Our faith in GameStop’s core business never wavered. We believed, then and now, that publishers relied on the company’s buy-sell-trade model for their commerce and that the real value for gamers is the ability to trade and receive credit toward new purchases.
GameStop’s Competitive Advantage
Once it became official that the new systems would still use optical discs, GameStop’s buy-sell-trade model gave the company a distinct advantage. Because of GameStop’s loyalty program, it has a hold on supply, demand, and inventory because of pre-orders and waiting lists for the new consoles.
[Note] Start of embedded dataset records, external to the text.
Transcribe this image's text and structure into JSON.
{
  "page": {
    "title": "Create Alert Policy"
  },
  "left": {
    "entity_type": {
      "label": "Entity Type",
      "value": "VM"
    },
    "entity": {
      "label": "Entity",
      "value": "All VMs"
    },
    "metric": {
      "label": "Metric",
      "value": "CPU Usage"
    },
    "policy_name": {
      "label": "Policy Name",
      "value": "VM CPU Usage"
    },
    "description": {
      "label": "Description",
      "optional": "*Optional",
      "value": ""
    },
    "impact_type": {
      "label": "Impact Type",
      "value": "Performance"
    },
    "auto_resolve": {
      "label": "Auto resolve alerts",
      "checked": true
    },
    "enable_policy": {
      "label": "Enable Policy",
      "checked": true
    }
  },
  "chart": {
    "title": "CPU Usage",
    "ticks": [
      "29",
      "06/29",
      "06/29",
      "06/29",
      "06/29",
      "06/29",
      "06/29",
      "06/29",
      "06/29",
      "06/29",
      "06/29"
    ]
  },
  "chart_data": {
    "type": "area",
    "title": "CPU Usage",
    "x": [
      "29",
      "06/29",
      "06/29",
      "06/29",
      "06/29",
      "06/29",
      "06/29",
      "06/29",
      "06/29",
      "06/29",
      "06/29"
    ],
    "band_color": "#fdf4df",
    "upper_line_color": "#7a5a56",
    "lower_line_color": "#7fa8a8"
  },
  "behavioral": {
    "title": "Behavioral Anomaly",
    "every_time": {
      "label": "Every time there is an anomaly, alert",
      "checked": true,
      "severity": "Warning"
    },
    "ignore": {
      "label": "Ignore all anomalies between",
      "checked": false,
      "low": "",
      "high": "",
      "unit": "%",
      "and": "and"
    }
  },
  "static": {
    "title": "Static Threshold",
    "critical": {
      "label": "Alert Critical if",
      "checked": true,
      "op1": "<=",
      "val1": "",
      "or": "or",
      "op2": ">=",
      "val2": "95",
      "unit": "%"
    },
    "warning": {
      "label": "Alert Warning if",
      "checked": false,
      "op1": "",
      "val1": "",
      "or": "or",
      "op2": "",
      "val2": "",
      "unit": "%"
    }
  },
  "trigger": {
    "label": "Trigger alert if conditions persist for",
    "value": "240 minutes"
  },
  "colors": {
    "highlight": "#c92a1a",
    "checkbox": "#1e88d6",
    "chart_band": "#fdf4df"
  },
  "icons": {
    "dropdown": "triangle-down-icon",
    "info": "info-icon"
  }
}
While selling new hardware is not a high margin area for GameStop, the company recognizes from previous cycles the potential take-up rate of new software that historically comes with new hardware.
The introduction of new products should also boost GameStop’s core business because many hardcore gamers are likely to trade in old consoles and games to help with the purchase of the new systems.
GameStop’s stock has risen in the past six months as the market has started to catch on to the viability of its model, going from a business that was considered the next Blockbuster Video to a business that looks poised for an enviable 2014.
Recently, Royce has been reducing our position as its weighting in those portfolios in which we hold it has grown beyond what we’re comfortable with (because of the large increase in the stock price).
As active managers with a long-term horizon, we found many characteristics that inspired our long-term confidence in GameStop. Perhaps, most importantly, it was the fact that, despite the negative attention it garnered, the company never abandoned its core business while it also continued to innovate and create shareholder value. This helped GameStop implement strategies that emphasized its successful buy-sell-trade model and allowed it to emerge as a market leader.